Cepen­dant, il faut payer la rente sei­gneu­riale et la dîme (prin­ci­pa­le­ment en nature), et l’im­pôt royal (en mon­naie « son­nante et tré­bu­chante »), ce qui impose de vendre un peu de sa pro­duc­tion et donc de pro­duire plus que ce que l’on consomme : c’est là seule­ment que l’on entre dans le cir­cuit moné­taire et le cir­cuit mar­chand, dont on est donc, dans cette seule mesure, un peu dépendant.

Le pas­sage de cette situa­tion à l’ac­tuelle, qui lui est tota­le­ment oppo­sée – inté­gra­tion com­plète dans le mar­ché – résume l’é­vo­lu­tion de l’a­gri­cul­ture de la Révo­lu­tion à nos jours, et l’on sait bien ce que cette évo­lu­tion a signi­fié comme bou­le­ver­se­ment dans les tech­niques et les pra­tiques agri­coles, le métier d’ex­ploi­tant, et les mentalités.

Du fonds Ger­main, on tire d’a­bord une vue glo­bale de la situa­tion de ces familles de petits pro­prié­taires aux XVIIe et XVIIIe siècles.

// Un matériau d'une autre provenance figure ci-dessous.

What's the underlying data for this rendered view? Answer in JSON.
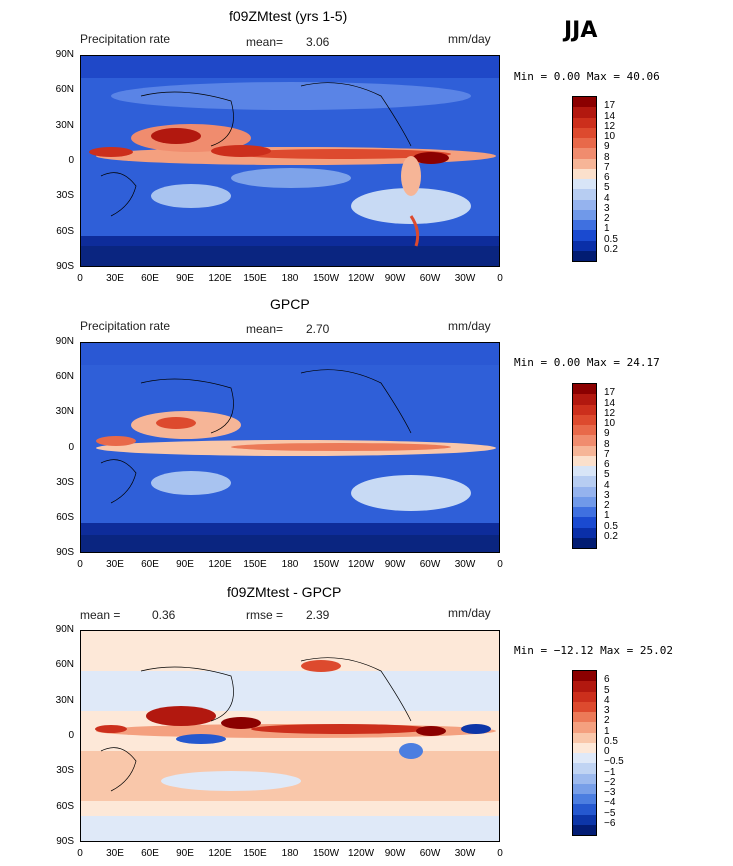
{
  "season": "JJA",
  "panels": [
    {
      "title": "f09ZMtest (yrs 1-5)",
      "left_label": "Precipitation rate",
      "center_label": "mean=",
      "center_value": "3.06",
      "right_label": "mm/day",
      "minmax": "Min =    0.00 Max =  40.06",
      "colorbar_labels": [
        "17",
        "14",
        "12",
        "10",
        "9",
        "8",
        "7",
        "6",
        "5",
        "4",
        "3",
        "2",
        "1",
        "0.5",
        "0.2"
      ],
      "colorbar_colors": [
        "#8b0000",
        "#b2180f",
        "#cc2f1c",
        "#dd4a2e",
        "#e8694a",
        "#f08c6e",
        "#f6b597",
        "#fbe0cc",
        "#d8e5f7",
        "#b7cdf2",
        "#95b3ee",
        "#7099e9",
        "#3f70e0",
        "#1a4ad0",
        "#0a2fa8",
        "#021c72"
      ]
    },
    {
      "title": "GPCP",
      "left_label": "Precipitation rate",
      "center_label": "mean=",
      "center_value": "2.70",
      "right_label": "mm/day",
      "minmax": "Min =    0.00 Max =  24.17",
      "colorbar_labels": [
        "17",
        "14",
        "12",
        "10",
        "9",
        "8",
        "7",
        "6",
        "5",
        "4",
        "3",
        "2",
        "1",
        "0.5",
        "0.2"
      ],
      "colorbar_colors": [
        "#8b0000",
        "#b2180f",
        "#cc2f1c",
        "#dd4a2e",
        "#e8694a",
        "#f08c6e",
        "#f6b597",
        "#fbe0cc",
        "#d8e5f7",
        "#b7cdf2",
        "#95b3ee",
        "#7099e9",
        "#3f70e0",
        "#1a4ad0",
        "#0a2fa8",
        "#021c72"
      ]
    },
    {
      "title": "f09ZMtest - GPCP",
      "left_label": "mean =",
      "left_value": "0.36",
      "center_label": "rmse =",
      "center_value": "2.39",
      "right_label": "mm/day",
      "minmax": "Min = −12.12 Max =  25.02",
      "colorbar_labels": [
        "6",
        "5",
        "4",
        "3",
        "2",
        "1",
        "0.5",
        "0",
        "−0.5",
        "−1",
        "−2",
        "−3",
        "−4",
        "−5",
        "−6"
      ],
      "colorbar_colors": [
        "#8b0000",
        "#b2180f",
        "#cc2f1c",
        "#dd4a2e",
        "#ec7a58",
        "#f4a07f",
        "#f9c7aa",
        "#fde8d8",
        "#dfe9f8",
        "#c0d4f3",
        "#9dbaee",
        "#789fe8",
        "#4c7ee0",
        "#2558cf",
        "#0d36a8",
        "#031d75"
      ]
    }
  ],
  "lat_ticks": [
    "90N",
    "60N",
    "30N",
    "0",
    "30S",
    "60S",
    "90S"
  ],
  "lon_ticks": [
    "0",
    "30E",
    "60E",
    "90E",
    "120E",
    "150E",
    "180",
    "150W",
    "120W",
    "90W",
    "60W",
    "30W",
    "0"
  ]
}
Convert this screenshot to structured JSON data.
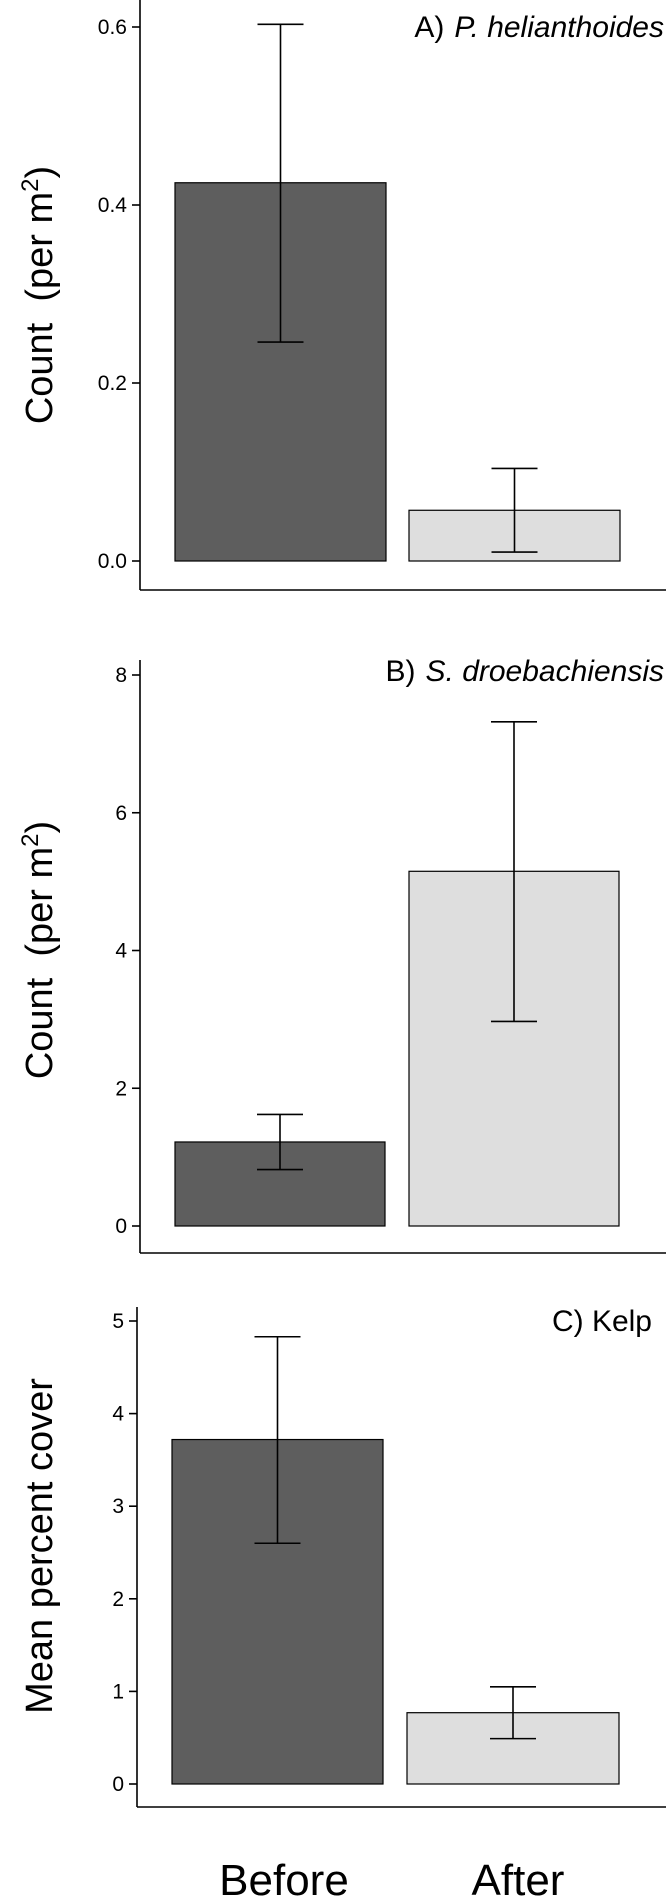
{
  "chart_data": [
    {
      "type": "bar",
      "panel_label": "A)",
      "panel_species": "P. helianthoides",
      "categories": [
        "Before",
        "After"
      ],
      "values": [
        0.425,
        0.057
      ],
      "error_low": [
        0.246,
        0.01
      ],
      "error_high": [
        0.603,
        0.104
      ],
      "ylabel": "Count  (per m",
      "ylabel_sup": "2",
      "ylabel_close": ")",
      "ylim": [
        0,
        0.63
      ],
      "yticks": [
        "0.0",
        "0.2",
        "0.4",
        "0.6"
      ],
      "ytick_values": [
        0,
        0.2,
        0.4,
        0.6
      ]
    },
    {
      "type": "bar",
      "panel_label": "B)",
      "panel_species": "S. droebachiensis",
      "categories": [
        "Before",
        "After"
      ],
      "values": [
        1.22,
        5.15
      ],
      "error_low": [
        0.82,
        2.97
      ],
      "error_high": [
        1.62,
        7.32
      ],
      "ylabel": "Count  (per m",
      "ylabel_sup": "2",
      "ylabel_close": ")",
      "ylim": [
        0,
        8.4
      ],
      "yticks": [
        "0",
        "2",
        "4",
        "6",
        "8"
      ],
      "ytick_values": [
        0,
        2,
        4,
        6,
        8
      ]
    },
    {
      "type": "bar",
      "panel_label": "C) Kelp",
      "panel_species": "",
      "categories": [
        "Before",
        "After"
      ],
      "values": [
        3.72,
        0.77
      ],
      "error_low": [
        2.6,
        0.49
      ],
      "error_high": [
        4.83,
        1.05
      ],
      "ylabel": "Mean percent cover",
      "ylabel_sup": "",
      "ylabel_close": "",
      "ylim": [
        0,
        5.1
      ],
      "yticks": [
        "0",
        "1",
        "2",
        "3",
        "4",
        "5"
      ],
      "ytick_values": [
        0,
        1,
        2,
        3,
        4,
        5
      ]
    }
  ],
  "x_categories": [
    "Before",
    "After"
  ],
  "colors": {
    "before_bar": "#5e5e5e",
    "after_bar": "#dedede",
    "axis": "#000000",
    "background": "#ffffff"
  }
}
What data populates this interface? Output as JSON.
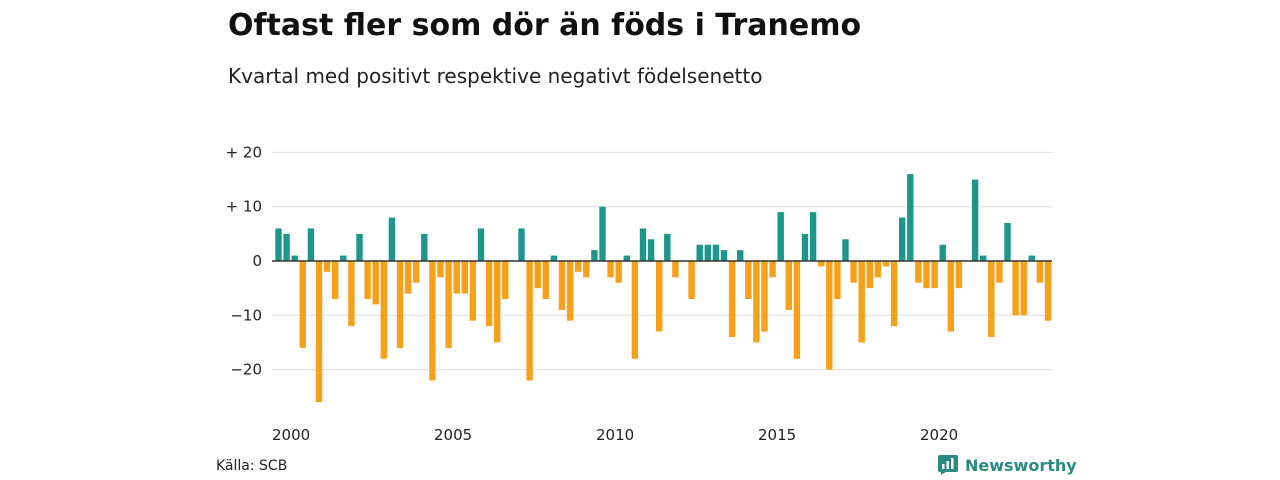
{
  "header": {
    "title": "Oftast fler som dör än föds i Tranemo",
    "subtitle": "Kvartal med positivt respektive negativt födelsenetto"
  },
  "footer": {
    "source": "Källa: SCB",
    "brand": "Newsworthy"
  },
  "colors": {
    "positive": "#1f968b",
    "negative": "#f7a11a",
    "grid": "#dddddd",
    "zero_line": "#333333",
    "brand": "#2a8c80"
  },
  "chart_data": {
    "type": "bar",
    "title": "Oftast fler som dör än föds i Tranemo",
    "subtitle": "Kvartal med positivt respektive negativt födelsenetto",
    "xlabel": "",
    "ylabel": "",
    "ylim": [
      -26,
      20
    ],
    "yticks": [
      {
        "value": 20,
        "label": "+ 20"
      },
      {
        "value": 10,
        "label": "+ 10"
      },
      {
        "value": 0,
        "label": "0"
      },
      {
        "value": -10,
        "label": "−10"
      },
      {
        "value": -20,
        "label": "−20"
      }
    ],
    "xticks": [
      {
        "label": "2000",
        "year": 2000
      },
      {
        "label": "2005",
        "year": 2005
      },
      {
        "label": "2010",
        "year": 2010
      },
      {
        "label": "2015",
        "year": 2015
      },
      {
        "label": "2020",
        "year": 2020
      }
    ],
    "grid": true,
    "start_year": 2000,
    "quarters_per_year": 4,
    "values": [
      6,
      5,
      1,
      -16,
      6,
      -26,
      -2,
      -7,
      1,
      -12,
      5,
      -7,
      -8,
      -18,
      8,
      -16,
      -6,
      -4,
      5,
      -22,
      -3,
      -16,
      -6,
      -6,
      -11,
      6,
      -12,
      -15,
      -7,
      0,
      6,
      -22,
      -5,
      -7,
      1,
      -9,
      -11,
      -2,
      -3,
      2,
      10,
      -3,
      -4,
      1,
      -18,
      6,
      4,
      -13,
      5,
      -3,
      0,
      -7,
      3,
      3,
      3,
      2,
      -14,
      2,
      -7,
      -15,
      -13,
      -3,
      9,
      -9,
      -18,
      5,
      9,
      -1,
      -20,
      -7,
      4,
      -4,
      -15,
      -5,
      -3,
      -1,
      -12,
      8,
      16,
      -4,
      -5,
      -5,
      3,
      -13,
      -5,
      0,
      15,
      1,
      -14,
      -4,
      7,
      -10,
      -10,
      1,
      -4,
      -11
    ]
  }
}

On constate les dettes nom­breuses qui pèsent sur eux dans les années 1680–1720, les retards de paie­ment qui conduisent à des pro­cès inter­mi­nables, les inter­ven­tions de la force publique pour la per­cep­tion des impôts, les « émo­tions » qui en résultent, enfin les disettes et les épi­dé­mies aux­quelles il est fait allu­sion dans les docu­ments de ces années-là, par­mi les­quelles « l’hor­rible hiver » de 1709 res­te­ra long­temps dans les mémoires. On y trou­ve­ra aus­si bien des détails (mais mal­heu­reu­se­ment bien peu de chiffres) sur leurs exploi­ta­tions agri­coles et sur la vie qu’ils y menaient.

Mais si la fin du règne de Louis XIV avait été dif­fi­cile pour les Ger­main, la seconde moi­tié du XVIIIe siècle fut la période clé où ils ont pas­sé le seuil déci­sif, celui où la pro­duc­tion dégage des sur­plus signi­fi­ca­tifs et où il devient pos­sible d’ac­cu­mu­ler du capital.

Le domaine

L’é­tude des docu­ments fon­ciers, des inven­taires, des tes­ta­ments, des contrats de mariage per­met de se faire une bonne idée de ce qu’é­tait un domaine au XVIIIe siècle. Exploi­té par une famille réunis­sant sou­vent trois géné­ra­tions suc­ces­sives, aidée s’il en était besoin par des domes­tiques (ouvriers agri­coles enga­gés à l’an­née), il se com­po­sait d’un ensemble de bâti­ments d’ex­ploi­ta­tion, de terres – répar­ties à peu près deux tiers un tiers en terres labou­rables et prés – et du chep­tel – chep­tel vif (gros ani­maux) et mort (maté­riel et outillage).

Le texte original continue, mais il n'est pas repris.